Enquanto a reportagem de TAB estava presente, o líder da caverna apareceu com um pedaço de bolo que um transeunte doou para que os residentes dali pudessem se deliciar. "Aí, não quer um pedaço de bolo, Aline?", perguntou à garota, que contemplava o nada, sentada numa pedra. "E você, Antônio?", ofereceu ao amigo, que remexia nas tralhas largadas no canto da grota. Ambos aceitaram. Sua última oferta foi a Luciano Gomes, 43, homem parrudo, usando boné, que ajeitava a tarrafa para pescar. Não quis.

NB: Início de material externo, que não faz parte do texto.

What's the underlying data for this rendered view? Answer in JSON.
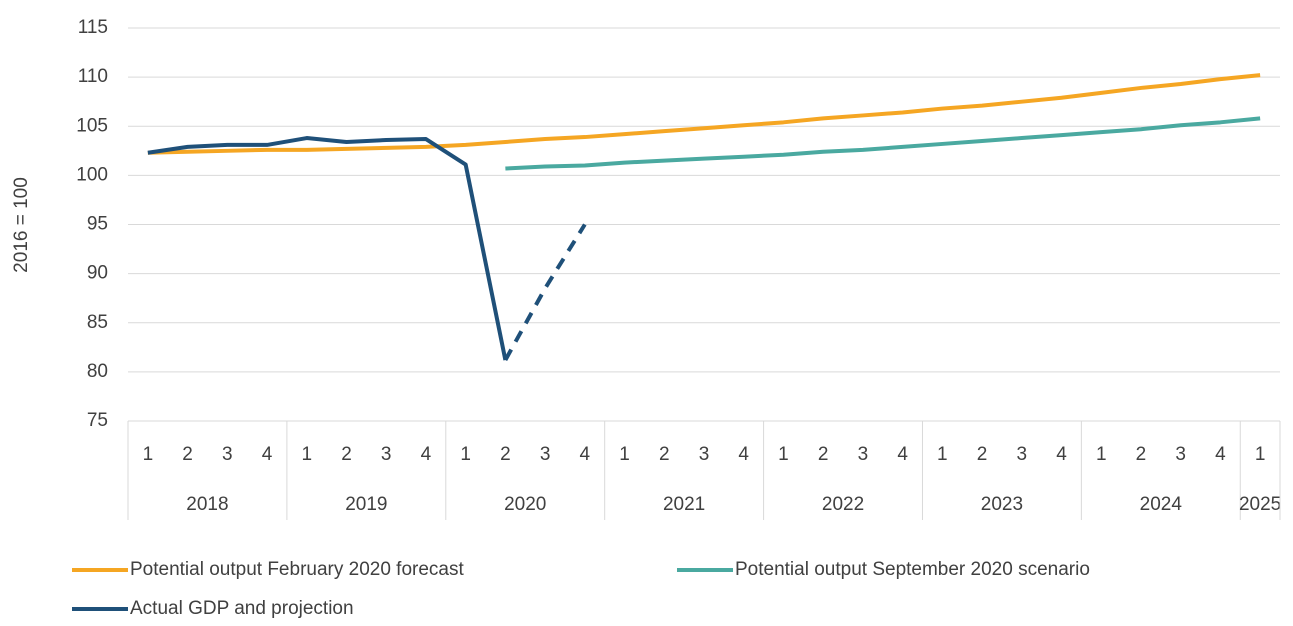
{
  "chart_data": {
    "type": "line",
    "y_label": "2016 = 100",
    "categories": [
      "1",
      "2",
      "3",
      "4",
      "1",
      "2",
      "3",
      "4",
      "1",
      "2",
      "3",
      "4",
      "1",
      "2",
      "3",
      "4",
      "1",
      "2",
      "3",
      "4",
      "1",
      "2",
      "3",
      "4",
      "1",
      "2",
      "3",
      "4",
      "1"
    ],
    "groups": [
      {
        "name": "2018",
        "size": 4
      },
      {
        "name": "2019",
        "size": 4
      },
      {
        "name": "2020",
        "size": 4
      },
      {
        "name": "2021",
        "size": 4
      },
      {
        "name": "2022",
        "size": 4
      },
      {
        "name": "2023",
        "size": 4
      },
      {
        "name": "2024",
        "size": 4
      },
      {
        "name": "2025",
        "size": 1
      }
    ],
    "ylim": [
      75,
      115
    ],
    "yticks": [
      75,
      80,
      85,
      90,
      95,
      100,
      105,
      110,
      115
    ],
    "grid": true,
    "series": [
      {
        "name": "Potential output February 2020 forecast",
        "color": "#f5a623",
        "values": [
          102.3,
          102.4,
          102.5,
          102.6,
          102.6,
          102.7,
          102.8,
          102.9,
          103.1,
          103.4,
          103.7,
          103.9,
          104.2,
          104.5,
          104.8,
          105.1,
          105.4,
          105.8,
          106.1,
          106.4,
          106.8,
          107.1,
          107.5,
          107.9,
          108.4,
          108.9,
          109.3,
          109.8,
          110.2
        ]
      },
      {
        "name": "Potential output September 2020 scenario",
        "color": "#4aa9a0",
        "values": [
          null,
          null,
          null,
          null,
          null,
          null,
          null,
          null,
          null,
          100.7,
          100.9,
          101.0,
          101.3,
          101.5,
          101.7,
          101.9,
          102.1,
          102.4,
          102.6,
          102.9,
          103.2,
          103.5,
          103.8,
          104.1,
          104.4,
          104.7,
          105.1,
          105.4,
          105.8
        ]
      },
      {
        "name": "Actual GDP and projection",
        "color": "#1f5079",
        "values": [
          102.3,
          102.9,
          103.1,
          103.1,
          103.8,
          103.4,
          103.6,
          103.7,
          101.1,
          81.2,
          null,
          null,
          null,
          null,
          null,
          null,
          null,
          null,
          null,
          null,
          null,
          null,
          null,
          null,
          null,
          null,
          null,
          null,
          null
        ]
      },
      {
        "color": "#1f5079",
        "dashed": true,
        "values": [
          null,
          null,
          null,
          null,
          null,
          null,
          null,
          null,
          null,
          81.2,
          88.5,
          95.0,
          null,
          null,
          null,
          null,
          null,
          null,
          null,
          null,
          null,
          null,
          null,
          null,
          null,
          null,
          null,
          null,
          null
        ]
      }
    ]
  }
}
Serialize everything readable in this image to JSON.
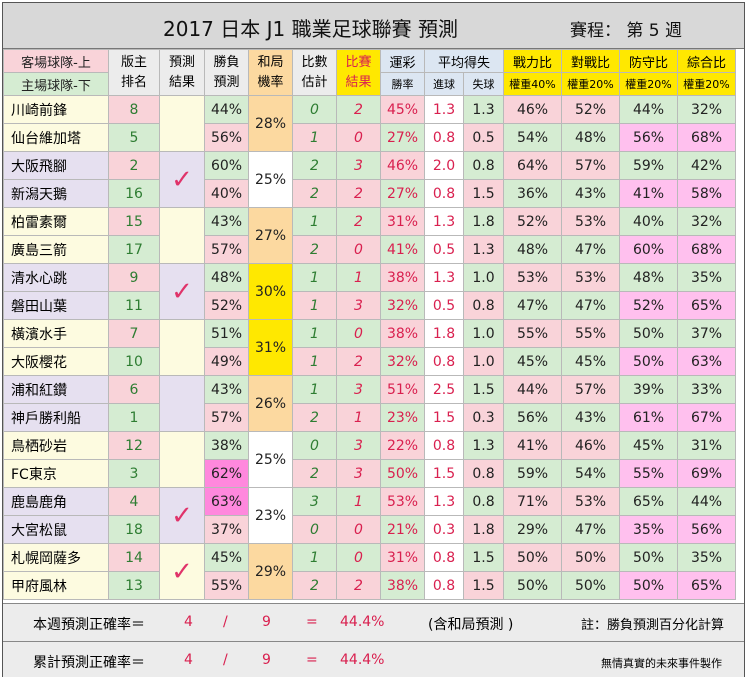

Luciano é conhecido no mundo do brega e do forró como "Luciano, o gatinho dos teclados". Tendo lançado mais álbuns do que consegue contar, sente falta da vida de músico bem-sucedido. Durante a conversa, soltou o cabelo preso até então no boné vermelho, revelando madeixas que iam abaixo do ombro, como um verdadeiro artista do forró. Morador do Morro do Palácio, em Niterói, visita a praia há 15 anos em função da pesca, que considera exitosa, na maioria das vezes. Foi assim que, há dois anos, se aproximou do Barba e viraram grandes amigos. "Quando conheci ele, ele tava bêbado para caralho", conta rindo, junto ao amigo.
Todos ali tinham somente boas palavras para descrever o Barba. Aline lembrou de como ele era um homem despido de preconceito, tendo a acolhido sem reticências. Antônio é grato pela hospedagem e diz que o único problema de estar ali é que aparecem "pessoas estranhas de noite, ninguém faz nada, mas dá medo, né?".
Salve, simpatia
Cláudio Marsel de fato se vê como uma pessoa acolhedora, independentemente do credo, do gênero e da raça. A única coisa que lhe causa receio são os viciados em crack — instáveis e ladrões, segundo ele. A própria polícia militar, quando aparece para dar uma dura, só o faz tendo em vista encontrar algum viciado. "Eles fazem o trabalho deles", justifica.
Fugitivos e criminosos também são um problema. Barba lembra de uma vez em que acordou no meio da madrugada com um desconhecido apontando um facão de coco para o seu pescoço, tendo-o confundido com um dos habitantes temporários da caverna, alguém que aprontava muito "lá fora".
Para aliviar o clima tenso que ficava de vez em quando, ele decorou a caverna com flores de plástico que garimpou no lixo. Em todos os cantos, as coloridas flores e alguns soldadinhos também de plástico podem ser vistos, trazendo alguma delicadeza ao brutalismo rochoso. "Por que no meio da pedra não pode haver uma flor?", indaga.
Ele decidiu morar nas ruas há mais de oito anos — tempo que reside na caverna. Vivia uma vida relativamente pacata, morando no Viçoso Jardim com a mãe. Tem uma filha com a qual nunca manteve contato pois, segundo reclama, fora fruto de uma semana de paixão que em nada deu. A menina foi criada por outro homem, desde bebê.
O cotidiano e as brigas recorrentes em casa o fizeram abrir mão de tudo e seguir pelas ruas. Conhecia a praia de Boa Viagem porque pescava na ilha homônima, logo à frente. "Muitas pessoas moraram nessa caverna, coisa de morar por mais de 10 anos", explica, sobre quem vivia ali antes dele. Contudo, quando se ajeitou na grota, ninguém estava mais lá.
Vivendo de catar latinha, tomando banho no ferro-velho, temendo veneno na quentinha, Barba cansou. Quer uma casa com um banheirinho onde possa tomar banho em privacidade, uma sala onde deixar as coisas e uma chave para ninguém mexer nelas. "Aquilo [a caverna] é uma escolinha do professor Raimundo, tem todo tipo de personagem, mas não tem professor."